If you were to take a step back from the Milky Way and attempt to observe our universe, you’d see a plethora of bright and colorful sectors made up of seemingly uncountable stellar systems. Taking a step further away, you’d see other galaxies, similar in characteristics, but still very different from our own Milky Way.
The plot twist, however, is that the visible matter of these galaxies is only thought to comprise of about 5% of the universe’s total matter. The other 95% is purportedly comprised of an invisible type of matter that many scientists in the field like to call ‘dark matter.’

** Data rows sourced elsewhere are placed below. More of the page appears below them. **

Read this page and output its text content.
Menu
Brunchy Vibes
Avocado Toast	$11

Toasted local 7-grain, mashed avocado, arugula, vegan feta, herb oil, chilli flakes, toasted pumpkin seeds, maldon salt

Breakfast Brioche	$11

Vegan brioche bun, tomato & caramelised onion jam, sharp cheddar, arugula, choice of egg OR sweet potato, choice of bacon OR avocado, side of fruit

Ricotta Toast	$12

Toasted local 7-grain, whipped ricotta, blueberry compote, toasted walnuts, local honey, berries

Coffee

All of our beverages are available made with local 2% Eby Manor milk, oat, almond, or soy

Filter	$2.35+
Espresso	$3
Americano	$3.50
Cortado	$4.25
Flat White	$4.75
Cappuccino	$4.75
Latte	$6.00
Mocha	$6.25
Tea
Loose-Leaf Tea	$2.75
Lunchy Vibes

Dark matter has yet to be observed directly, but based on mathematical calculations that can be proven, galaxies like the Milky Way and its many neighbors aren’t spinning or moving at the expected rate of speed. Furthermore, the math supports the notion that galaxies should be getting pulled apart by the forces being imposed on them; yet this isn’t the case.
Assuming dark matter exists, it would act much like cosmic glue, holding all of the universe’s visible structural integrity intact. These particles, dubbed Weakly Interacting Massive Particles (or WIMPs), could allegedly pass through regular matter, including the Earth itself. There are dark matter sensors on Earth, but they have yet to detect anything. Lacking data has given rise to the theory that WIMPs are so weak that modern detectors simply can’t detect them.
Dark matter is often confused with dark energy, but these are each two very different concepts with different scientists studying each. With a little luck, perhaps the secret behind these two largely misunderstood forces will one day be revealed.